メンデルはまだ信じられないでいる、当然だ。


「お嬢さん、君が今回の首謀者だと証明することはできるのかい?」

メンデルは、注意深く言葉を選ぶよりも直線的に質問する方を選んだ。


「だよねぇ。こんな子供が、ましてや女があんなに大それたことができるわけないって、大人たちはみんなそう思うよね。わかるよ? でもね、人は見かけによらないもんなんだ――。ボク自身ほかの子供となんか違うなぁと思っていたんだよね。でもね、ボクはボクなんだ。やるべきことがはっきりして、道が見えたら、その通りに一つ一つやり遂げただけなんだよ。結果はこうなった、思っていた通り、みんながおもっていることはおなじだったのさ――」

そう言って女の子はソファの上で前後に体を揺すっている。


 見る限りまさしく子供そのものだが、現状においては、この国で今起きていることを把握するのにこの少女をおいてほかに手がかりはない。

 メンデルは、暫し考え込んだが、

「わかった――。本国に君のことを伝えるとしよう。それで、これから君は、いや君たちなのか――、この国をどうしようと考えているんだ?」

そう少女に返した。


「ありがとう大使さん。ボクの名前は、ミュリーゼ・ハインツフェルトだよ。今後ともよろしくお見知りおきを。
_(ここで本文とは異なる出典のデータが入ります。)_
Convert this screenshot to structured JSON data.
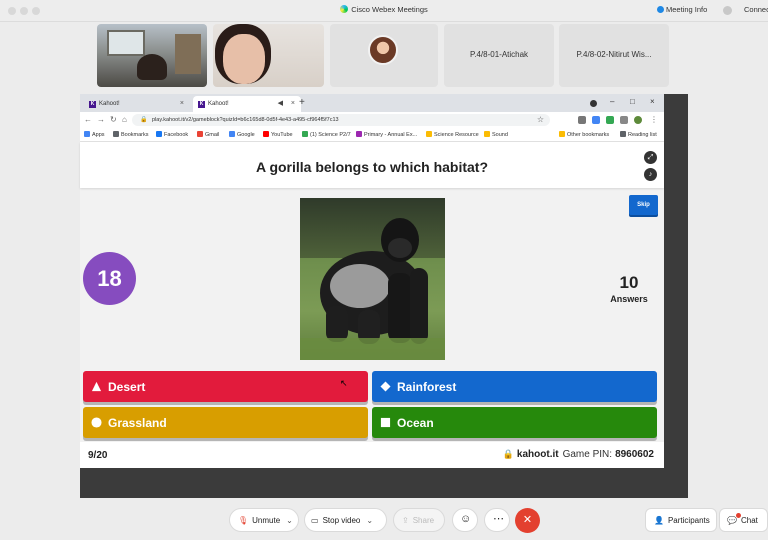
{
  "window": {
    "app_title": "Cisco Webex Meetings",
    "meeting_info": "Meeting Info",
    "connect_label": "Connect"
  },
  "participants": [
    {
      "name": ""
    },
    {
      "name": ""
    },
    {
      "name": ""
    },
    {
      "name": "P.4/8-01-Atichak"
    },
    {
      "name": "P.4/8-02-Nitirut Wis..."
    }
  ],
  "browser": {
    "tabs": [
      {
        "label": "Kahoot!"
      },
      {
        "label": "Kahoot!"
      }
    ],
    "url": "play.kahoot.it/v2/gameblock?quizId=b6c165d8-0d5f-4e43-a495-cf964f5f7c13",
    "bookmarks": [
      "Apps",
      "Bookmarks",
      "Facebook",
      "Gmail",
      "Google",
      "YouTube",
      "(1) Science P2/7",
      "Primary - Annual Ex...",
      "Science Resource",
      "Sound",
      "Other bookmarks",
      "Reading list"
    ],
    "bookmark_colors": [
      "#4285f4",
      "#5f6368",
      "#1877f2",
      "#ea4335",
      "#4285f4",
      "#ff0000",
      "#34a853",
      "#9c27b0",
      "#fbbc04",
      "#fbbc04",
      "#fbbc04",
      "#5f6368"
    ]
  },
  "kahoot": {
    "question": "A gorilla belongs to which habitat?",
    "skip_label": "Skip",
    "timer": "18",
    "answers_count": "10",
    "answers_label": "Answers",
    "answers": [
      {
        "label": "Desert",
        "shape": "triangle-icon",
        "color": "#e21b3c"
      },
      {
        "label": "Rainforest",
        "shape": "diamond-icon",
        "color": "#1368ce"
      },
      {
        "label": "Grassland",
        "shape": "circle-icon",
        "color": "#d89e00"
      },
      {
        "label": "Ocean",
        "shape": "square-icon",
        "color": "#26890c"
      }
    ],
    "progress": "9/20",
    "domain": "kahoot.it",
    "pin_label": "Game PIN:",
    "pin": "8960602"
  },
  "controls": {
    "unmute": "Unmute",
    "stop_video": "Stop video",
    "share": "Share",
    "participants": "Participants",
    "chat": "Chat"
  }
}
それから、今後のことだけど、それはまた後日詳しくお話ししたいな。ちょ~っと込み入った話になりそうだからね――」

少女はそういうと、ソファから立ち上がって、

「ああ、一つお願いがあるんだけど、いいかな?」

背を向けながらそう言った。


「なんだね? 聞いてから答えるしかないのだが?」

メンデルは少女の表情が見えないことに少し警戒して返す。


「うん、そうだよね。またここに来てもいいかなってことなんだけど――、そんなに構えないでよ? ただの子供だよ?」

ミュリーゼは少しほくそ笑みながらそう言った。


「いいだろう。いつでも来てくれて構わない。少し待たせることはあるかもしれないが、それでもいいかね?」

メンデルはこの繋がりパイプを切るわけにはいかないと考えた。


「オッケー。当然だね。それで構わないよ、ありがとう大使さん――」


「メンデル・コリンチャンスだ、よろしくハインツフェルト卿――」


「ふふ。ではコリンチャンス大使、また数日後にお邪魔するよ――」

そう言って少女は背を向けたまま、右手を挙げて扉から出て行った。



 何だというのだ? 彼女はいったい何者なのだ、ハインツフェルトと言ったな――、ハインツフェルト――。
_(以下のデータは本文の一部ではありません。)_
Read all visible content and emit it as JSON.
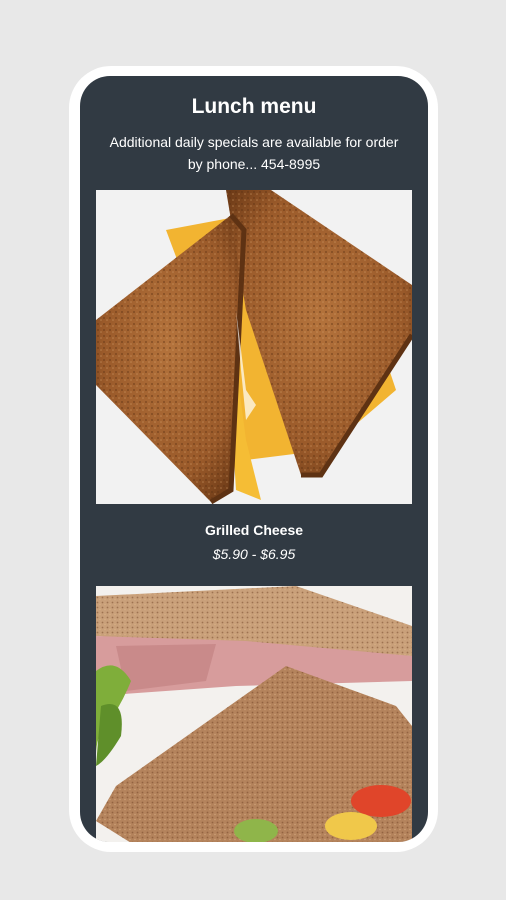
{
  "menu": {
    "title": "Lunch menu",
    "subtitle": "Additional daily specials are available for order by phone... 454-8995"
  },
  "items": [
    {
      "name": "Grilled Cheese",
      "price": "$5.90 - $6.95",
      "image": "grilled-cheese-photo"
    },
    {
      "image": "ham-sandwich-photo"
    }
  ]
}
 ――ハインツフェルト、そうか! 南の海に面する地域にその昔、メリドリッヒ王国という小国があったが、そこの貴族家にハインツフェルトという家名があったはずだ。その所縁ゆかりのものなのか? これについてはすぐに調べる必要があるな――。

 メンデルはこれから少し忙しくなるぞと気を引き締めていた。